The Central Bureau of Statistics (CBS) reports that a quarter of the Netherlands’ economic growth ended abroad last year. This was partly because Shell moved to the UK and the profits of the Dutch subsidiaries largely flowed there. Other companies have also paid a portion of their greatly increased profits abroad. Within the Netherlands, much of the economic growth has come from families.
According to Statistics Holland, the fact that a large part of the Dutch economic growth has gone abroad is also due to an earlier agreement on the closure of the Groningen gas field. Due to the accelerated closure, NAM will receive compensation from the government for filling gas storage in Norg with foreign gas. In addition to the British Shell, the American ExxonMobil owns NAM.
While in 2022 foreign countries benefited in a balanced way from Dutch economic growth, the opposite was the case almost a year ago. At that time, people in the Netherlands were getting more credit from abroad, for example through earnings or salaries from foreign employers.

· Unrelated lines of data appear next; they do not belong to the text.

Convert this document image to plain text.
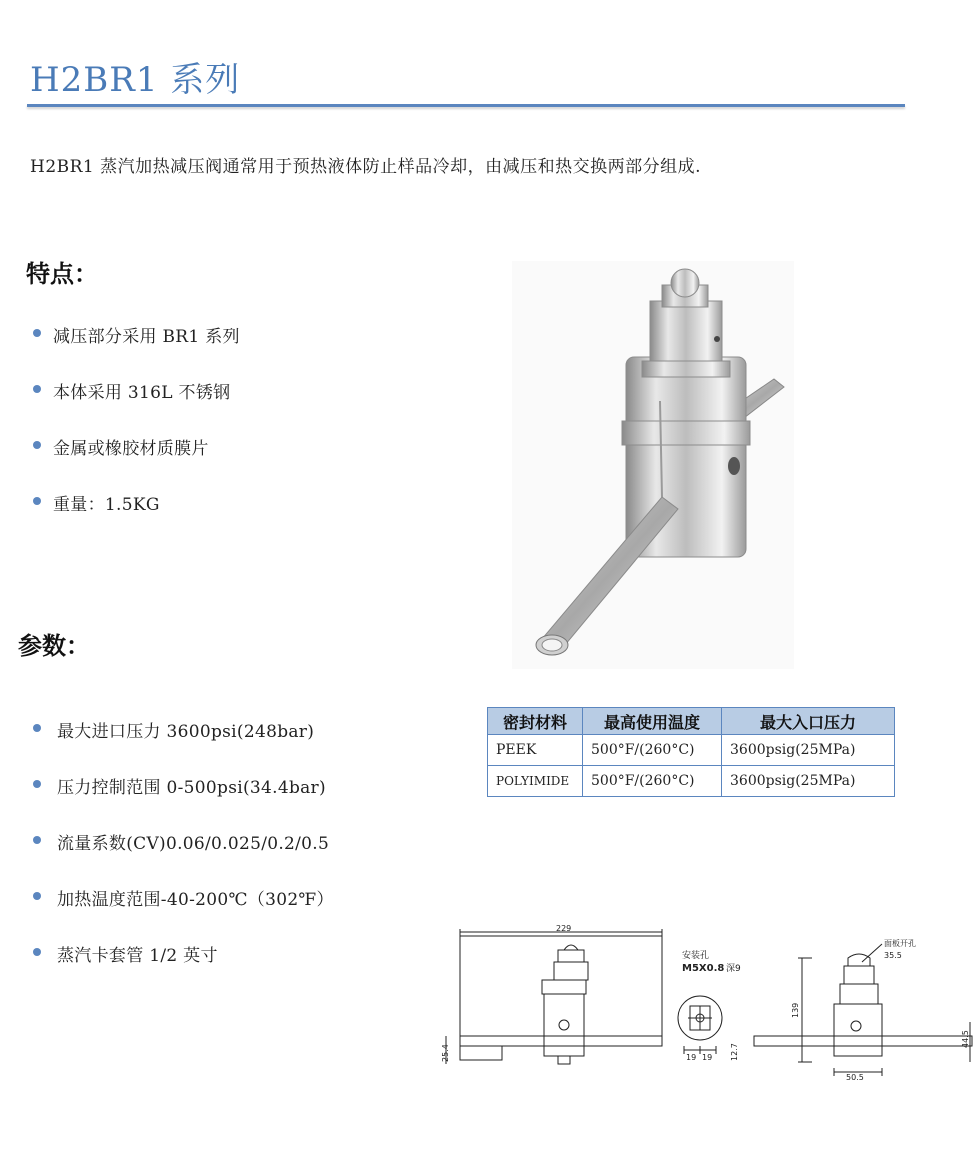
H2BR1 系列
H2BR1 蒸汽加热减压阀通常用于预热液体防止样品冷却，由减压和热交换两部分组成.
特点：
减压部分采用 BR1 系列
本体采用 316L 不锈钢
金属或橡胶材质膜片
重量：1.5KG
参数：
最大进口压力 3600psi(248bar)
压力控制范围 0-500psi(34.4bar)
流量系数(CV)0.06/0.025/0.2/0.5
加热温度范围-40-200℃（302℉）
蒸汽卡套管 1/2 英寸
密封材料	最高使用温度	最大入口压力
PEEK	500°F/(260°C)	3600psig(25MPa)
POLYIMIDE	500°F/(260°C)	3600psig(25MPa)
229
25.4
安装孔
M5X0.8 深9
19 19
面板开孔
35.5
139
12.7
50.5
44.5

The Dutch economy grew by 4.5 percent in 2022, but without correcting for high inflation, it was 10 percent, according to Statistics Netherlands. A significant part of this, that is, half, ended up with families. Her disposable income, that is, what is left after paying taxes and social security contributions, rose before and after adjusting for inflation.
One reason is that people started working a lot more, with a record number of hours worked in 2022. But the people who worked less fell behind because wages did not rise as quickly as prices. The companies’ disposable income actually decreased, because they paid out much of their greatly increased dividend to shareholders.